In attractiveness studies, averageness is one of the characteristics of physical beauty in which the average phenotype, i.e. outward appearance, of the individual theoretically characterizes averaged genotypes, thus indicating health and fertility. The majority of averageness studies and theories have to do with photographic overlay studies, in which images are morphed together. Other factors involved in measuring attractiveness are symmetry, youthfulness and similarity (like-attracts-like).

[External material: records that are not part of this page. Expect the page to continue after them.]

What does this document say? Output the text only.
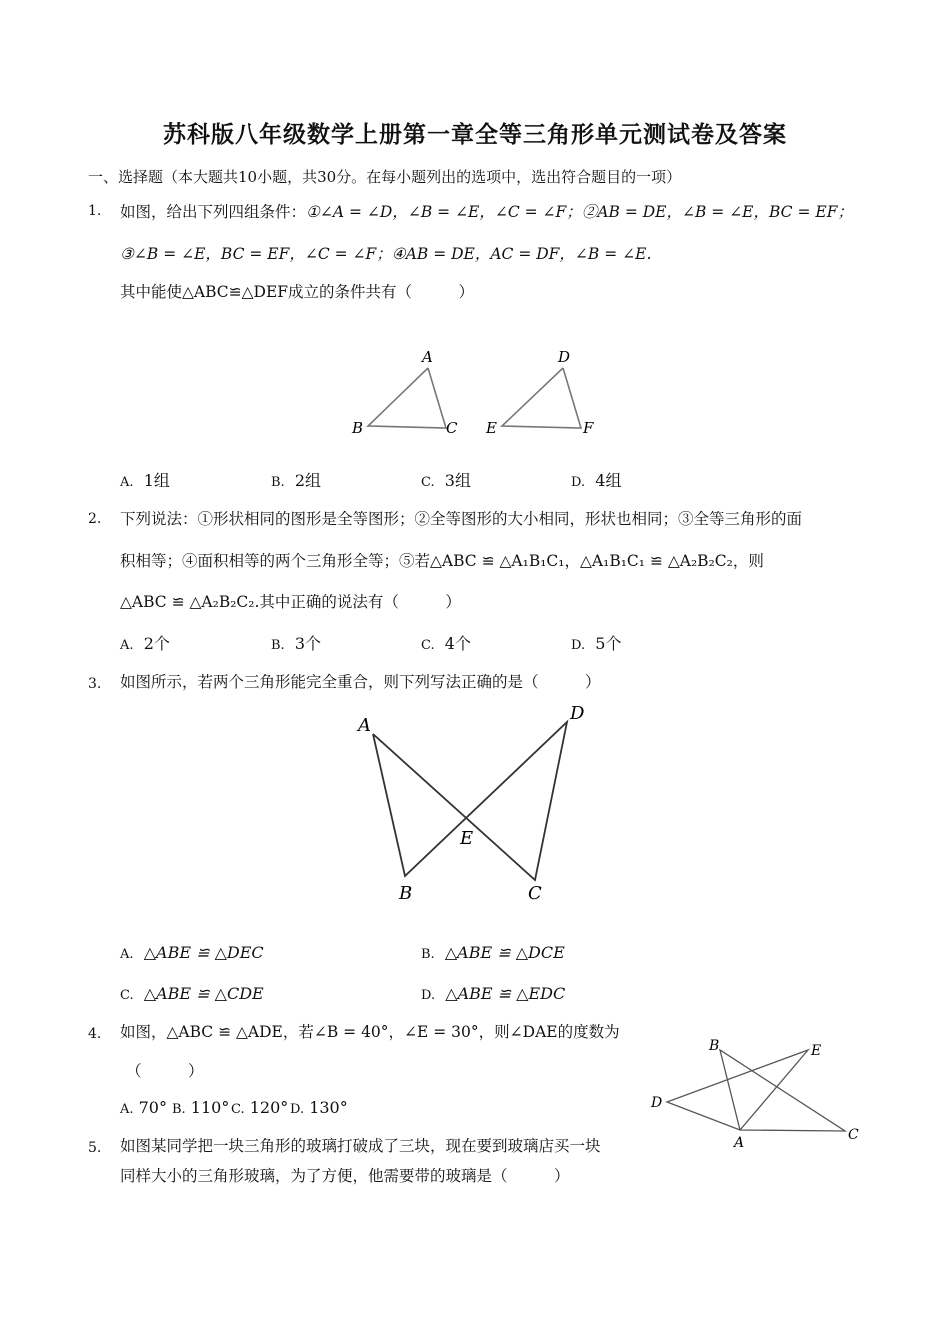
苏科版八年级数学上册第一章全等三角形单元测试卷及答案
一、选择题（本大题共10小题，共30分。在每小题列出的选项中，选出符合题目的一项）
1. 如图，给出下列四组条件：①∠A = ∠D，∠B = ∠E，∠C = ∠F；②AB = DE，∠B = ∠E，BC = EF；
③∠B = ∠E，BC = EF，∠C = ∠F；④AB = DE，AC = DF，∠B = ∠E.
其中能使△ABC≌△DEF成立的条件共有（　　　）
A
B	C
D
E	F
A. 1组	B. 2组	C. 3组	D. 4组
2. 下列说法：①形状相同的图形是全等图形；②全等图形的大小相同，形状也相同；③全等三角形的面
积相等；④面积相等的两个三角形全等；⑤若△ABC ≌ △A₁B₁C₁，△A₁B₁C₁ ≌ △A₂B₂C₂，则
△ABC ≌ △A₂B₂C₂.其中正确的说法有（　　　）
A. 2个	B. 3个	C. 4个	D. 5个
3. 如图所示，若两个三角形能完全重合，则下列写法正确的是（　　　）
A
B	C
D
E
A. △ABE ≌ △DEC	B. △ABE ≌ △DCE
C. △ABE ≌ △CDE	D. △ABE ≌ △EDC
4. 如图，△ABC ≌ △ADE，若∠B = 40°，∠E = 30°，则∠DAE的度数为
（　　　）
A. 70° B. 110° C. 120° D. 130°
B	E
D
A	C
5. 如图某同学把一块三角形的玻璃打破成了三块，现在要到玻璃店买一块
同样大小的三角形玻璃，为了方便，他需要带的玻璃是（　　　）
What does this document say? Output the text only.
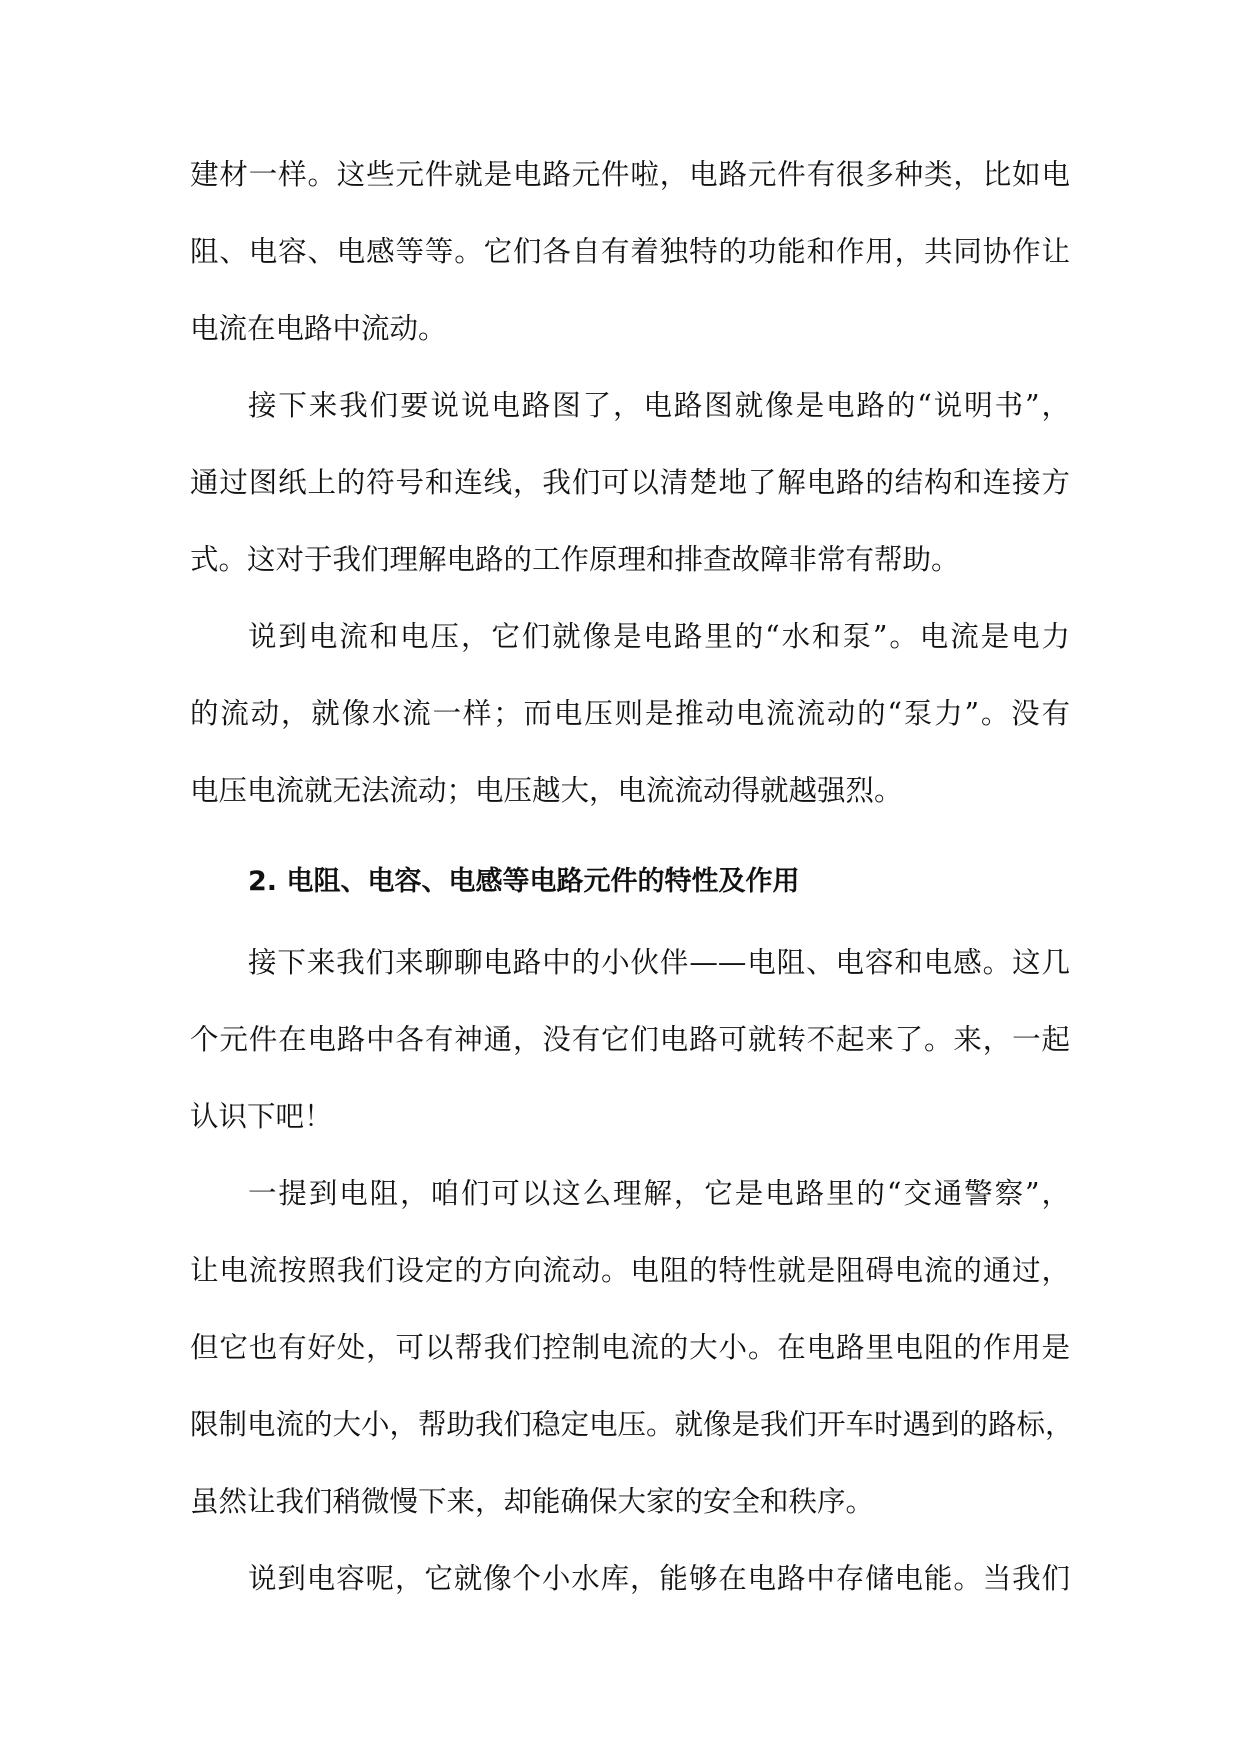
建材一样。这些元件就是电路元件啦，电路元件有很多种类，比如电

阻、电容、电感等等。它们各自有着独特的功能和作用，共同协作让

电流在电路中流动。

接下来我们要说说电路图了，电路图就像是电路的“说明书”，

通过图纸上的符号和连线，我们可以清楚地了解电路的结构和连接方

式。这对于我们理解电路的工作原理和排查故障非常有帮助。

说到电流和电压，它们就像是电路里的“水和泵”。电流是电力

的流动，就像水流一样；而电压则是推动电流流动的“泵力”。没有

电压电流就无法流动；电压越大，电流流动得就越强烈。

2. 电阻、电容、电感等电路元件的特性及作用

接下来我们来聊聊电路中的小伙伴——电阻、电容和电感。这几

个元件在电路中各有神通，没有它们电路可就转不起来了。来，一起

认识下吧！

一提到电阻，咱们可以这么理解，它是电路里的“交通警察”，

让电流按照我们设定的方向流动。电阻的特性就是阻碍电流的通过，

但它也有好处，可以帮我们控制电流的大小。在电路里电阻的作用是

限制电流的大小，帮助我们稳定电压。就像是我们开车时遇到的路标，

虽然让我们稍微慢下来，却能确保大家的安全和秩序。

说到电容呢，它就像个小水库，能够在电路中存储电能。当我们
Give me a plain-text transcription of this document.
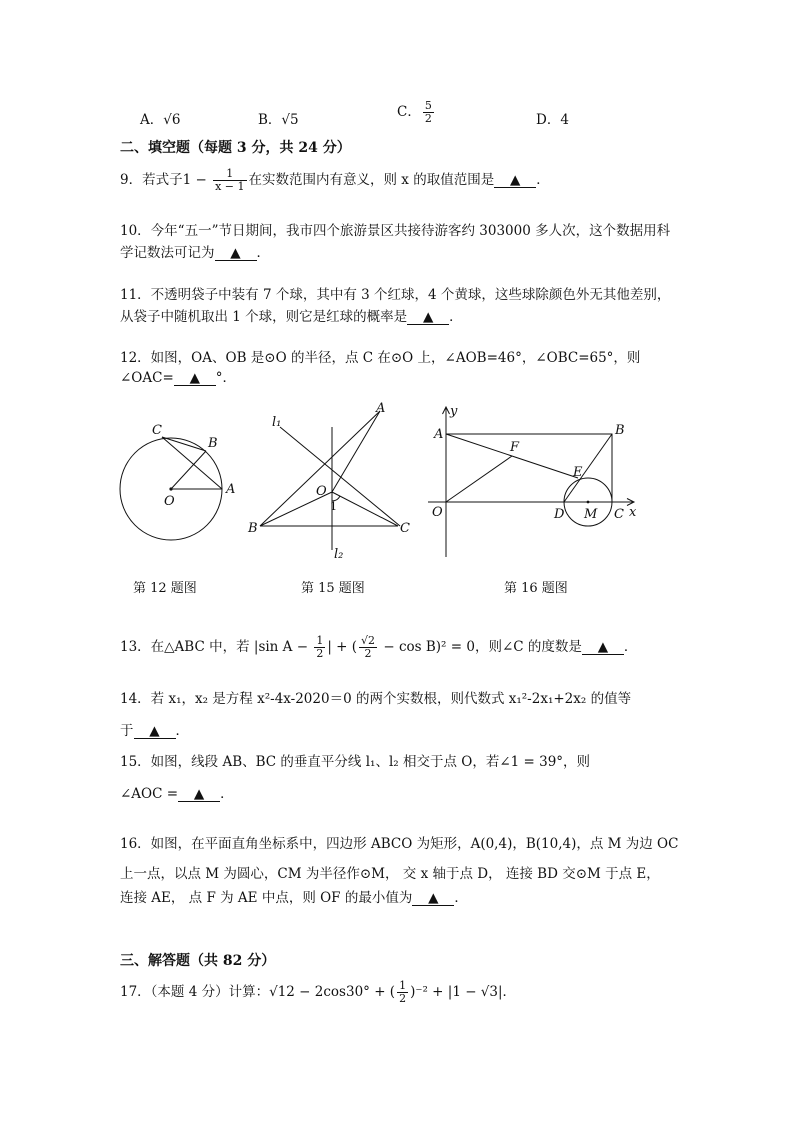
A．√6	B．√5	C． $\frac{5}{2}$	D．4
二、填空题（每题 3 分，共 24 分）
9．若式子$1 - \frac{1}{x - 1}$ 在实数范围内有意义，则 x 的取值范围是 ▲ ．
10．今年“五一”节日期间，我市四个旅游景区共接待游客约 303000 多人次，这个数据用科
学记数法可记为 ▲ ．
11．不透明袋子中装有 7 个球，其中有 3 个红球，4 个黄球，这些球除颜色外无其他差别，
从袋子中随机取出 1 个球，则它是红球的概率是 ▲ ．
12．如图，OA、OB 是⊙O 的半径，点 C 在⊙O 上，∠AOB=46°，∠OBC=65°，则
∠OAC= ▲ °．
C
B
O
A
l₁
A
O
1
B	C
l₂
y
A	B
F
E
O	D M C x
第 12 题图	第 15 题图	第 16 题图
13．在△ABC 中，若 |sin $A - \frac{1}{2}$ | + ( $\frac{√2}{2} - \cos B)^2 = 0$，则∠C 的度数是 ▲ ．
14．若 x₁，x₂ 是方程 x²-4x-2020＝0 的两个实数根，则代数式 x₁²-2x₁+2x₂ 的值等
于 ▲ ．
15．如图，线段 AB、BC 的垂直平分线 l₁、l₂ 相交于点 O，若∠1 = 39°，则
∠AOC = ▲ ．
16．如图，在平面直角坐标系中，四边形 ABCO 为矩形，A(0,4)，B(10,4)，点 M 为边 OC
上一点，以点 M 为圆心，CM 为半径作⊙M， 交 x 轴于点 D， 连接 BD 交⊙M 于点 E，
连接 AE， 点 F 为 AE 中点，则 OF 的最小值为 ▲ ．
三、解答题（共 82 分）
17．（本题 4 分）计算：√12 − 2cos30° + ( $\frac{1}{2} )^{-2} + |1 - √3|$．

In 1883, Francis Galton, cousin of Charles Darwin, devised a technique called composite photography, described in detail in Inquiries in Human Faculty and its Development, which he believed could be used to identify 'types' by appearance, which he hoped would aid medical diagnosis, and even criminology through the identification of typical criminal faces. In short, he wondered if certain groups of people had certain facial characteristics. To find this answer, he created photographic composite images of the faces of vegetarians and criminals to see if there was a typical facial appearance for each. Galton overlaid multiple images of faces onto a single photographic plate so that each individual face contributed roughly equally to a final composite face. While the resultant “averaged” faces did little to allow the a priori identification of either criminals or vegetarians, Galton observed that the composite image was more attractive than the component faces. Similar observations were made in 1886 by Stoddard, who created composite faces of members of the National Academy of Sciences and graduating seniors of Smith College. This phenomenon is now known as "averageness-effect", that is highly physically attractive tend to be indicative of the average traits of the population.

In 1990, one of the first computer-based photographic attractiveness rating studies was conducted. During this year psychologists Langlois and Roggman wanted to systematically examine whether mathematical averageness is linked with facial attractiveness. To test this, they selected photographs of 192 male and female Caucasian faces; each of which was computer scanned and digitized. They then made computer-processed composites of each image, as 2-, 4-, 8-, 16-, and 32-face composites, averaged by pixel. These faces, as well as the component faces, were rated for attractiveness by 300 judges on a 5-point Likert scale (1 = very unattractive, 5 = very attractive). The results showed that the 32-composite face was the most visually attractive of all the faces.

Work on isolated populations suggest that preferences for averageness appear to be universal. In addition, while isolated people prefer average faces from their own race, they do not show any preference for average faces of other races to which they are not exposed. This makes sense since they should have no knowledge of what an average face looks like. This suggests that it is averageness alone, that is making a face attractive rather than some other artifact that results from the averaging techniques.